Das soll ihm dann auf dem Platz helfen. Sein kurzfristiges Ziel sind es, so viele Spielminuten wie möglich zu sammeln und sich gut zu präsentieren. “Wir setzen alles daran, die Klasse zu halten”, sagt Phillip Aboagye. Langfristig würde er gerne irgendwann noch etwas höher spielen. “Mein Traum ist die 1. Bundesliga”, so Aboagye weiter. Seitdem er vier Jahre alt ist, arbeitet er darauf hin. Angefangen hat er bei der Hombrucher SV, bevor er zum VfL Bochum gewechselt ist.
Wie schnell der Traum von einer Karriere als Fußball-Profi vorbei sein kann, hat er am Beipiel seines ein Jahr jüngeren Bruders Jeremy gesehen. “Jeremy war sehr talentiert, aber verletzt, seitdem er 14 ist. Er hat schon drei Knie-OPs hinter sich”, erzählt Phillip Aboagye. “Daher ist es umso wichtiger auf dem Boden zu bleiben, denn die Fußball-Karriere kann schnell vorbei sein”, so Aboagye weiter. Ein Grund mehr für den 20-Jährigen neben dem Fußball noch einen Plan B zu haben. Daher beginnt er zum Wintersemester ein Bauingenieurstudium an der TU Dortmund.

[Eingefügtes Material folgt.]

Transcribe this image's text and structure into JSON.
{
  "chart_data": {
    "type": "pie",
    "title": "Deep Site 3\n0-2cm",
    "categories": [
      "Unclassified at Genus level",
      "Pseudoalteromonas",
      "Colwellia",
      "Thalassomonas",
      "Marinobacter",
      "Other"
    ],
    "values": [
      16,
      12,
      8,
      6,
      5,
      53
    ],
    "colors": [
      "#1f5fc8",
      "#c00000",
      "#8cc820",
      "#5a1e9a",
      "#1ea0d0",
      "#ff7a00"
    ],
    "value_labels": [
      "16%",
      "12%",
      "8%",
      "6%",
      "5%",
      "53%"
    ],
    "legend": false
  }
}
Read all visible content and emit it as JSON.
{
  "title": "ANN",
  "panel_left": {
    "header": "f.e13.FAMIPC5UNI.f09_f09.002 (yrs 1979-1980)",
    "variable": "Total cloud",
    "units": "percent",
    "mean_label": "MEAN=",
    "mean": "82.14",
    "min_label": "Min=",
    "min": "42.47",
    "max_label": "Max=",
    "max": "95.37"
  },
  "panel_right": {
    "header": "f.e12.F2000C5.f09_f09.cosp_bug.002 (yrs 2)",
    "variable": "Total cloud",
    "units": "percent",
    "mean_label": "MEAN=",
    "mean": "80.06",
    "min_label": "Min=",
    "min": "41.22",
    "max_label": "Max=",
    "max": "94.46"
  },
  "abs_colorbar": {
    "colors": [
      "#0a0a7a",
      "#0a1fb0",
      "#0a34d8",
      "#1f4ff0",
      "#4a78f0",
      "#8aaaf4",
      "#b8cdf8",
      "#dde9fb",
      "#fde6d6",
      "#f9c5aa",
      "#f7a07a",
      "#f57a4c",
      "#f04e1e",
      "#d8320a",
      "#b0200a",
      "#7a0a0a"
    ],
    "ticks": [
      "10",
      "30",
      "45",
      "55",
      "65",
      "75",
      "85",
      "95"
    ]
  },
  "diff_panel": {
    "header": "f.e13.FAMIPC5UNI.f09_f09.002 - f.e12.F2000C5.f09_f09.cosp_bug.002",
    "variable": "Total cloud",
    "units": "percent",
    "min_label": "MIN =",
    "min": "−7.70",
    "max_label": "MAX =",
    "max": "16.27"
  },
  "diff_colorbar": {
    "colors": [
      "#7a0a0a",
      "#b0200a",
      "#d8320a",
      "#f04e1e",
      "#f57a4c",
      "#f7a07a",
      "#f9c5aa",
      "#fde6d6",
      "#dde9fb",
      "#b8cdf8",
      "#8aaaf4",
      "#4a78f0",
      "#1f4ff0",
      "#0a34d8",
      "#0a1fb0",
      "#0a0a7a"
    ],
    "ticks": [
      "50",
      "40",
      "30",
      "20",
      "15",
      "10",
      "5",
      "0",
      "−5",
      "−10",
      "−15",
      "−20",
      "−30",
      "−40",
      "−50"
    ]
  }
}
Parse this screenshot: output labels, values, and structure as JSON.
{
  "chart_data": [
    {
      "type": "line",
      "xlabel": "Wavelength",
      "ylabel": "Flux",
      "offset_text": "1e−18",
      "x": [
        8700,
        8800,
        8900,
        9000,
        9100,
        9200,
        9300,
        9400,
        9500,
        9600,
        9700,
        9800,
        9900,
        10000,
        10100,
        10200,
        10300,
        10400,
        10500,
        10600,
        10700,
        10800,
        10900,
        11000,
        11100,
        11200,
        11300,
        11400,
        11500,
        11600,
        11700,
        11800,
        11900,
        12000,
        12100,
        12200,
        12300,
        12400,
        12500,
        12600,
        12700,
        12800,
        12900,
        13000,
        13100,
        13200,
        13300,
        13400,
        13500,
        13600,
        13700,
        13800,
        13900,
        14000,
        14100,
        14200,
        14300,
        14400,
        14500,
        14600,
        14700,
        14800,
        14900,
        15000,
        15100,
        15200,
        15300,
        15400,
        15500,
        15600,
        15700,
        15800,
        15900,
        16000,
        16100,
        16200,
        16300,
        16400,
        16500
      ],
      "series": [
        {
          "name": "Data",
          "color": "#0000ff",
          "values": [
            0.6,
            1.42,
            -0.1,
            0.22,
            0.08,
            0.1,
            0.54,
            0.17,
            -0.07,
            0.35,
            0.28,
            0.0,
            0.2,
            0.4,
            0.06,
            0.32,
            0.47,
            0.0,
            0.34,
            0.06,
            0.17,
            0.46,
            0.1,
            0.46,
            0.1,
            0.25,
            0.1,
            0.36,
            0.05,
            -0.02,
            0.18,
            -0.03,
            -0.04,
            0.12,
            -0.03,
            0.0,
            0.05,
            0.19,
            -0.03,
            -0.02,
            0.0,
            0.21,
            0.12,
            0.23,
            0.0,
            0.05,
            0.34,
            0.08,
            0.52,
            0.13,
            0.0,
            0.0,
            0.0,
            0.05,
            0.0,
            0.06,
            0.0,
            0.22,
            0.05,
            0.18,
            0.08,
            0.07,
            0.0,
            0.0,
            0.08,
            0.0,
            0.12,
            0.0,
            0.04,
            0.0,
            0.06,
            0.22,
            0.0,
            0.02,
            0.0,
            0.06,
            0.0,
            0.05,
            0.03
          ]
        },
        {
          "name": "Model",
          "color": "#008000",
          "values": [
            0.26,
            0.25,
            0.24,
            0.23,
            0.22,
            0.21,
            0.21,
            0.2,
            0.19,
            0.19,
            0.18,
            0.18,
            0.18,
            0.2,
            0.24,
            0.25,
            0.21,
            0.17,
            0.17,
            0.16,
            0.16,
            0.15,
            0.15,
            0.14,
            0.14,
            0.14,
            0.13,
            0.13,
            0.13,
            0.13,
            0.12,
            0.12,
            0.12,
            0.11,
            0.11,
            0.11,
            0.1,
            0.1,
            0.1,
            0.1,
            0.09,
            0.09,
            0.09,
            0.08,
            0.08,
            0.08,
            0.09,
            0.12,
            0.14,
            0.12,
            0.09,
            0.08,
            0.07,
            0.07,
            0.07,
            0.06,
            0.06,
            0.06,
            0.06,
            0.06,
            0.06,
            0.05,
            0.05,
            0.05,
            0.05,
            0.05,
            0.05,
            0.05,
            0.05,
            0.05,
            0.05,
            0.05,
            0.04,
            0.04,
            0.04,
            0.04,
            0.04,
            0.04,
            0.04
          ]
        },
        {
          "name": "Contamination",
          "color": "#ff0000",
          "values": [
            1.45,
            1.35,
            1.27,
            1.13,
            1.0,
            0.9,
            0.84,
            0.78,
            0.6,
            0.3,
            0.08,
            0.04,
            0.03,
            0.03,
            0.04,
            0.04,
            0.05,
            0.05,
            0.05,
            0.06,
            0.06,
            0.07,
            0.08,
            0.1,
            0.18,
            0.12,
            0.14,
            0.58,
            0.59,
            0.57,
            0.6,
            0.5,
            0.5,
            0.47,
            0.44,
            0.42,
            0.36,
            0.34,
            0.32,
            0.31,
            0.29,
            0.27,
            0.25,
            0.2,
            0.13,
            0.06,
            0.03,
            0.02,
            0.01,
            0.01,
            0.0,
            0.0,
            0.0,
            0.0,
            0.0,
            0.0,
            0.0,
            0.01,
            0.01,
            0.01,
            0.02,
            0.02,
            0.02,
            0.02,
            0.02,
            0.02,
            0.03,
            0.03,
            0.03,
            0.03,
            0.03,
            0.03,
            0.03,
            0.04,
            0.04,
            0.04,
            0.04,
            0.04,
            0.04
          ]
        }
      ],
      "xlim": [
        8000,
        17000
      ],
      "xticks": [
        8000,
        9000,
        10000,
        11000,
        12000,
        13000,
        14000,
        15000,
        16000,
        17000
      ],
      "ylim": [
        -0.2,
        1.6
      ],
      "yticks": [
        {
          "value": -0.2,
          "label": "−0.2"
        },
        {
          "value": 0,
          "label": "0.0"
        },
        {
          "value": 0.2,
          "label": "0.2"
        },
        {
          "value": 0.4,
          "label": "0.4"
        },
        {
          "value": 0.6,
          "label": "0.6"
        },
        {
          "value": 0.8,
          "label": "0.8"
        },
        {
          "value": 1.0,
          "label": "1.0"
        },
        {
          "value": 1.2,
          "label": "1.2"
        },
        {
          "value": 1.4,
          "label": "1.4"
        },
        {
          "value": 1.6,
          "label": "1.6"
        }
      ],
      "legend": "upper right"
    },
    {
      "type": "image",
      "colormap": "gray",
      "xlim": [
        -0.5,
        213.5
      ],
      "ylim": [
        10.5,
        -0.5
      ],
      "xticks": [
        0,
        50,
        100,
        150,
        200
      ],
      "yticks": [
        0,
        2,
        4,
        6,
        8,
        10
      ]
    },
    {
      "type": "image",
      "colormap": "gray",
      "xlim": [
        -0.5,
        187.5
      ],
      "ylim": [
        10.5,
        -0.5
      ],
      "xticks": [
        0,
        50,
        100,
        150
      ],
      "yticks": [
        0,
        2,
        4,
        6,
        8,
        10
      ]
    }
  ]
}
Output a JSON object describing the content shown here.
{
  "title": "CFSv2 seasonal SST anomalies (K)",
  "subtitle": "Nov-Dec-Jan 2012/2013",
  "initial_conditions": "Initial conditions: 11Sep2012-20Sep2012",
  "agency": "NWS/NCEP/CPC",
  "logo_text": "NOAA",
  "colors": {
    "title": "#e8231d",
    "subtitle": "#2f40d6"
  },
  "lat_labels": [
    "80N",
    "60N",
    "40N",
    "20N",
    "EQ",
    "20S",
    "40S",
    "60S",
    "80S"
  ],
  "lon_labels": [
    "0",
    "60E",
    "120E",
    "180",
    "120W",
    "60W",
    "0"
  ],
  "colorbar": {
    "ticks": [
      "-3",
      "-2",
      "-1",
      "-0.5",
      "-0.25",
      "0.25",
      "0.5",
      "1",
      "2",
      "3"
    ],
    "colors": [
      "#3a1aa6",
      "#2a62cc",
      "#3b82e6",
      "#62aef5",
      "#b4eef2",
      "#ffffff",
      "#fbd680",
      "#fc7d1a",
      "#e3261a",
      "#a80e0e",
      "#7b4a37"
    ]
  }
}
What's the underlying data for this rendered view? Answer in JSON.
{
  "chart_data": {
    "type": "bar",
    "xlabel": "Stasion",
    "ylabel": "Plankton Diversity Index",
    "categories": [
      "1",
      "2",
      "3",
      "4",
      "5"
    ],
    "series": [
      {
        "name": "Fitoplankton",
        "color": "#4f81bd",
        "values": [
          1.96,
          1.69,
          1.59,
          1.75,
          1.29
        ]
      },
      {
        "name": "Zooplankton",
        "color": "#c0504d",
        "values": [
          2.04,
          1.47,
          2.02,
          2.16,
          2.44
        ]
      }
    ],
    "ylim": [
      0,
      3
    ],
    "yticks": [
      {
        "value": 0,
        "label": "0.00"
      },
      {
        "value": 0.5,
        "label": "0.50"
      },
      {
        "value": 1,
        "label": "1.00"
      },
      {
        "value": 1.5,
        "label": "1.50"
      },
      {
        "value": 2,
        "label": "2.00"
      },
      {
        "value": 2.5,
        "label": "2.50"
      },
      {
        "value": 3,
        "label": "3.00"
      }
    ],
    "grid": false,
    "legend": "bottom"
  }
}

Neben Phillip und Jeremy gibt es übrigens noch zwei weitere Aboagye-Brüder, die natürlich auch Fußball spielen. Angesteckt mit dem Fußball-Virus wurden sie vom Vater, der gebürtig aus Ghana kommt, wo Fußball Volkssport ist. Davon konnte sich Phillip bei einem Besuch 2011 überzeugen. Damals gab es für die Familie sogar eine Privatführung im Nationalstadium in der Hauptstadt Accra. Obwohl Phillip in Deutschland geboren ist, schlagen zwei Herzen in seiner Brust – ein deutsches und ein afrikanisches. “Was das Essen angeht, bin ich afrikanisch”, erklärt er. In Sachen Pünktlichkeit war das in der Jugend ähnlich. Durch die “harte Bochumer Schule” ist er aber inzwischen – fast immer – pünktlich. “Damals bin ich regelmäßig zu spät gekommen, aber das wurde dann bestraft”, sagt Phillip Aboagye, der seine Lehren daraus gezogen hat. Ansonsten wäre die Unpünktlichkeit auf Dauer ein teures Vergnügen, denn auch in Ahlen ist jedes Mal ein Betrag in die Mannschaftskasse fällig.
Der 20-Jährige hat nach dem Rückschlag im vergangenen Jahr seine gute Laune und seine Motivation wieder gefunden. Eigentlich lässt er sich nicht so schnell aus der Fassung bringen – auch nicht von rassistischen Kommentaren, die immer mal wieder vorkommen, auch von Gegenspielern. “Ich versuche das nicht zu nah an mich ranzulassen und gebe meine Antwort dann auf dem Platz”, erklärt er. In Ahlen fühlt er sich wohl, ist sehr zufrieden mit dem Umfeld und den Bedingungen. Auch die Fans haben es dem Verteidiger angetan.”Die machen immer gut Stimmung. Ich will mir gar nicht ausmalen, wie die Atmosphäre erst ist, wenn das Stadion mal voll ist.” Bis dahin wird es wohl noch etwas dauern – unter anderem auch wegen der Corona-Pandemie, welche die Welt inklusive der Fußball-Welt derzeit etwas still stehen lässt.